Snakemake workflow for variant calling from raw sample sequences, with lots of bells and whistles.

Advantages:

• One command to run the whole pipeline!
• Many tools to choose from for each step
• Simple configuration via a single file
• Automatic download of tool dependencies
• Resuming from failing jobs

Getting Started

See --> the Wiki pages <-- for setup and documentation.

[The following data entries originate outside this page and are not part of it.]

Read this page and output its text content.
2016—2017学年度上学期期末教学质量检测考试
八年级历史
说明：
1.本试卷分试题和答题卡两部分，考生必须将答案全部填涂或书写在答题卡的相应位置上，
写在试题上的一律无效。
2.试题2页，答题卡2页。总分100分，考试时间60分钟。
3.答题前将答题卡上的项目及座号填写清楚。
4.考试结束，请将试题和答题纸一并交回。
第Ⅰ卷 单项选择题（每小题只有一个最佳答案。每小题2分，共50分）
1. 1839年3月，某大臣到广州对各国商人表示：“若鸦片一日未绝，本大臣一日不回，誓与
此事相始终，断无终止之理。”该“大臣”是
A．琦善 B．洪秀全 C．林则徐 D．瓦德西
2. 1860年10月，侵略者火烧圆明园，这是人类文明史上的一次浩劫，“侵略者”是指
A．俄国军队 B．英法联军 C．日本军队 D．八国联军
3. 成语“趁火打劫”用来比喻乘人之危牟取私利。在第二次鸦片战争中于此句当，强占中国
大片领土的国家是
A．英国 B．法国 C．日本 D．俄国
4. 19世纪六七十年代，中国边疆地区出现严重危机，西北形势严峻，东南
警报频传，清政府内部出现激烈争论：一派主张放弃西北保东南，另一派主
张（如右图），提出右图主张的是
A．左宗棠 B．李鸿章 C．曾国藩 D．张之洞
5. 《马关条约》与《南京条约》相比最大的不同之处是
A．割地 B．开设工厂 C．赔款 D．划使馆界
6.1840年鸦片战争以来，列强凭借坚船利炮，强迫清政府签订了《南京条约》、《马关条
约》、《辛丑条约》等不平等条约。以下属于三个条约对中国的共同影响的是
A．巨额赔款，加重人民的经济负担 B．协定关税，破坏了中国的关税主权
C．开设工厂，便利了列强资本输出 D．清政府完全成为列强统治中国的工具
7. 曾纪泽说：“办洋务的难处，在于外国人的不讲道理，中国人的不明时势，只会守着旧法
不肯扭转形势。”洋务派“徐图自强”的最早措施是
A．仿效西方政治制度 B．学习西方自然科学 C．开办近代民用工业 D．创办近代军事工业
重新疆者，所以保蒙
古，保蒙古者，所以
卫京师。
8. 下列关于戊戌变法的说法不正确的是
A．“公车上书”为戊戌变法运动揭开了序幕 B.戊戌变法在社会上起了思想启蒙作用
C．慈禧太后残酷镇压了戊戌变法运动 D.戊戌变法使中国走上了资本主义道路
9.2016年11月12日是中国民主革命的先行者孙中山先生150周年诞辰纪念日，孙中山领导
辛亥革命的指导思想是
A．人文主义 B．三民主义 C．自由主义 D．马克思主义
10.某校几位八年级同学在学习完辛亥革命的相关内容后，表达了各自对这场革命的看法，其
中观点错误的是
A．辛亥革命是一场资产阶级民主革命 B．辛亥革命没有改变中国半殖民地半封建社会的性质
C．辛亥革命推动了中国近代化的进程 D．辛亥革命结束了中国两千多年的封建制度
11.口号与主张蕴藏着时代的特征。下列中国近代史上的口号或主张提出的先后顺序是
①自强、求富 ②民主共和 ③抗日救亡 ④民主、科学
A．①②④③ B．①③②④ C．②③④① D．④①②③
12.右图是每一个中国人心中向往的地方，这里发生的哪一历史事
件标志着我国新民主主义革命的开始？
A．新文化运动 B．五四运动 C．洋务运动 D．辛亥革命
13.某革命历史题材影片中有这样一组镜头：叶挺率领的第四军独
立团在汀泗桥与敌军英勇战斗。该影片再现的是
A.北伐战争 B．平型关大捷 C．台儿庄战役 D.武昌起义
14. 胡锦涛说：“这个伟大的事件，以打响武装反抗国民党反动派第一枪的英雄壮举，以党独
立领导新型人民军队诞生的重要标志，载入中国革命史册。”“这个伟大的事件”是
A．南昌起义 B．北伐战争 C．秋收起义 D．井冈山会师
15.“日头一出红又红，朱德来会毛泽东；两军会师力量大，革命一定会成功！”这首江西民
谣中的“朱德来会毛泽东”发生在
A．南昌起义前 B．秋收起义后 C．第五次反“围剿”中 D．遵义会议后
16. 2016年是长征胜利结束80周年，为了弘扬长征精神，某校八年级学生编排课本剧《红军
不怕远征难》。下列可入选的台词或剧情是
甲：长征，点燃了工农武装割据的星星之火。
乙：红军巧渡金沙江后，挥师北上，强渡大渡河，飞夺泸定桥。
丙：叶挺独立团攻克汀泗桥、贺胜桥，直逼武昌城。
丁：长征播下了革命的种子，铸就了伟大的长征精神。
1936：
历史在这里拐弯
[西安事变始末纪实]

For questions, bug reports, and feature requests, please open an issue. Please do not send emails with questions or requests, as others might be having them as well, and so it is better to discuss them where they can be found.

Pipeline Overview

Minimal input:

• Reference genome fasta file
• Per-sample fastq files
• Optionally, a vcf file of known variants to restrict the variant calling process

Process and available tools:

• Read trimming (single or paired end)
  • AdapterRemoval
  • Cutadapt
  • fastp
  • SeqPrep
  • skewer
  • trimmomatic
• Read mapping
  • bwa mem
  • bwa aln
  • bwa mem2
  • Bowtie2
• Optional read filtering, clipping, duplication removal, and quality score recalibration
  • samtool view
  • BamUtil clipOverlap
  • Picard MarkDuplicates
  • DeDup
  • GATK BaseRecalibrator (BQSR)
  • samtools mpileup
• Damage profiling (optional; e.g., for ancient DNA)
  • mapDamage
  • DamageProfiler
• Variant calling and genotyping
  • GATK HaplotypeCaller / GATK GenotypeGVCFs
  • freebayes
  • bcftools call
• Variant filtering
  • GATK VariantFiltration
  • GATK VariantRecalibrator (VQSR)
  • bcftools filter
• Frequency calling (for pool sequencing data, as an alternative to variant calling)
  • HAF-pipe
• Quality control, statistics, SNP annotation, reporting
  • FastQC
  • samtool stats
  • samtool flagstat
  • QualiMap
  • Picard CollectMultipleMetrics
  • bcftools stats
  • snpEff
  • VEP (Ensembl Variant Effect Predictor)
  • MultiQC

Typical output:

• Variant calls vcf, raw and filtered, and potentially with annotations
• MultiQC report (includes summaries of most other tools, and of the final vcf)
• Snakemake report (optional)

Intermediate output files such as bam files are also kept by default, and mpileup files can optionally be created if needed. In addition to the above tools, there are some tools used as glue between the steps. If you are interested in the details, have a look at the snakemake rules for each step.

Citation

When using grenepipe, please cite:

grenepipe: A flexible, scalable, and reproducible pipeline
to automate variant calling from sequence reads.
Lucas Czech and Moises Exposito-Alonso. Bioinformatics. 2022.
doi:10.1093/bioinformatics/btac600 [pdf]

Furthermore, please do not forget to cite all tools that you selected to be run for your analysis. See our Wiki for their references.